Autre mouvement proche de la droite, celui des Petits-fils de Toepffer1383 qui, clandestinement, derrière le caricaturiste Noël Fontanet, regroupe dès 1934 une équipe de jeunes distrayant les Genevois par des farces bannissant toute violence (on comptera jusqu'à soixante-dix actions) qui, tels des canulars estudiantins, tournent en dérision Le Travail et le gouvernement socialiste1384. Par exemple, dans la nuit du 31 juillet au 1er août 1934, sous le titre Nicoléon ler (surnom qui restera attribué à l'homme d'Etat qu'est devenu Léon Nicole), ils dressent dans la Rade de Genève une immense statue de bois, de trois mètres de haut, représentant le leader de la gauche, coiffé d'un bicorne et tenant en mains une proclamation !
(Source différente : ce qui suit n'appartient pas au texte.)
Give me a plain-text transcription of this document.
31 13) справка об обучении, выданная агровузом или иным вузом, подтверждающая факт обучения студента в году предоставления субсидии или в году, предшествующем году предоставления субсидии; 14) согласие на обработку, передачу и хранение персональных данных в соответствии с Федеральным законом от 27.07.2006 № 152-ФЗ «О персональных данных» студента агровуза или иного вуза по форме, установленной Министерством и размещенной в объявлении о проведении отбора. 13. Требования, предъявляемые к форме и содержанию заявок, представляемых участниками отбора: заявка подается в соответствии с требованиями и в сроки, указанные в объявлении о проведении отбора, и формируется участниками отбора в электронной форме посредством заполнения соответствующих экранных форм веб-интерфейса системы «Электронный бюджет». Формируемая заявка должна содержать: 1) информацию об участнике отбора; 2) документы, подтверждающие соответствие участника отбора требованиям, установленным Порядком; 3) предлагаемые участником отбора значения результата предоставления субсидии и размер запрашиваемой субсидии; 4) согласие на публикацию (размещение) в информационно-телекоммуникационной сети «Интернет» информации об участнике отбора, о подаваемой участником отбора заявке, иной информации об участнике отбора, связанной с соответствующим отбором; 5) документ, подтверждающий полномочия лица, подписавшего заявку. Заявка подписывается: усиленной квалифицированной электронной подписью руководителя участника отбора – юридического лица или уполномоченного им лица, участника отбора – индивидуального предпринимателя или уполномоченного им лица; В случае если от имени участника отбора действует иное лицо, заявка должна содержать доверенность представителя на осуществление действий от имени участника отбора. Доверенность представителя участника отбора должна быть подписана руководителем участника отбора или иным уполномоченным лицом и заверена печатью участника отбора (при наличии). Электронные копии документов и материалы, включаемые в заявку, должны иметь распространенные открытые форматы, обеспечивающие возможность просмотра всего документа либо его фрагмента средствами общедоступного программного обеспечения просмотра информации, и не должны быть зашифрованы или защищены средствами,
Et la violence tant verbale (presse et affiches) que physique monte de plus en plus. Dans les manifestations, l'extrême-droite est armée de matraques, alors que les socialistes ont chaussé leurs souliers militaires à clous et à tricounis. Expéditions punitives se soldant par des blessures, et condamnations deviennent lot courant. Les tensions s'exacerbent, la nervosité plane sur les séances du Grand Conseil où les injures s'échangent par-dessus les bancs. Pour suivre les instructions du septième Congrès de la IIIe Internationale, les dirigeants communistes genevois adoptent, dès 1935, la tactique unitaire du Front populaire, bientôt alimentée aussi par les socialistes et les anarchistes. La guerre est déclarée puisqu'on peut alors lire dans L'Action nationale : ‘"Finie la mansuétude, fini le fair play. Nous prenons des otages. Non pas de ces malheureux abrutis de paroles imbéciles, mais des chefs, des meneurs, les véritables criminels. Cette racaille ne fera pas la loi chez nous ! Nous chasserons à coups de trique le ramassis de voyous, de repris de justice et d'apprentis assassins qui déshonorent Genève1385".’

Notes
1378.

Ce chant, en patois du XVI-XVIIe siècle, célèbre la victoire des Genevois protestants qui, une nuit de décembre 1602, avaient réussi à mettre en déroute les troupes envoyées par le duc de Savoie Charles-Emmanuel, pour reprendre, par surprise, la cité de Calvin.

1379.

On peut donner comme traduction : "Celui qui est là-haut, le Maître des batailles, qui se rit et se moque des canailles, a bien fait voir, par une nuit de décembre, qu'il était le Patron des Genevois."

1380.

Georges HALDAS. Boulevard des Philosophes, cité par Claude Torracinta in Le Temps des Passions, Genève 1930-1939. Genève : Tribune Editions, 1978; p. 31. Collection TV.

1381.

Ce mouvement connaît une certaine progression : les jeunes sont 90 en mai 1933 et 152 en novembre 1934. Son organisation, assez disciplinée, la fera suspecter de sympathies pour l'extrême droite. Pourtant, ses activités (qui ne sont axées ni sur les manifestations, ni sur les bagarres) ne doivent pas être comparées avec celles des Fronts.

1382.

"Compte rendu de la Journée des Jeunesses". Courrier de Genève, 7 juillet 1933.

1383.

Rodolphe Toepffer (1799-1846), écrivain né à Genève, se consacra d'abord à la peinture qu'il dut abandonner à cause de problèmes de vue, pour devenir directeur d'un pensionnat puis professeur de rhétorique aux Belles-Lettres, à l'Académie de Genève. Toepffer peut être considéré comme le créateur de la bande dessinée qu'il traite de manière très fantaisiste et comique.

1384.

Il semble que ce mode d'action, mené sous le signe de la dérision et qui remporte un vif succès dans la population, constituera un des éléments essentiels de la défaite du gouvernement Nicole, en 1936.

1385.

L'Action Nationale, citée par Claude Torracinta. Le Temps des Passions, Genève 1930-1939, op. cit., p. 101.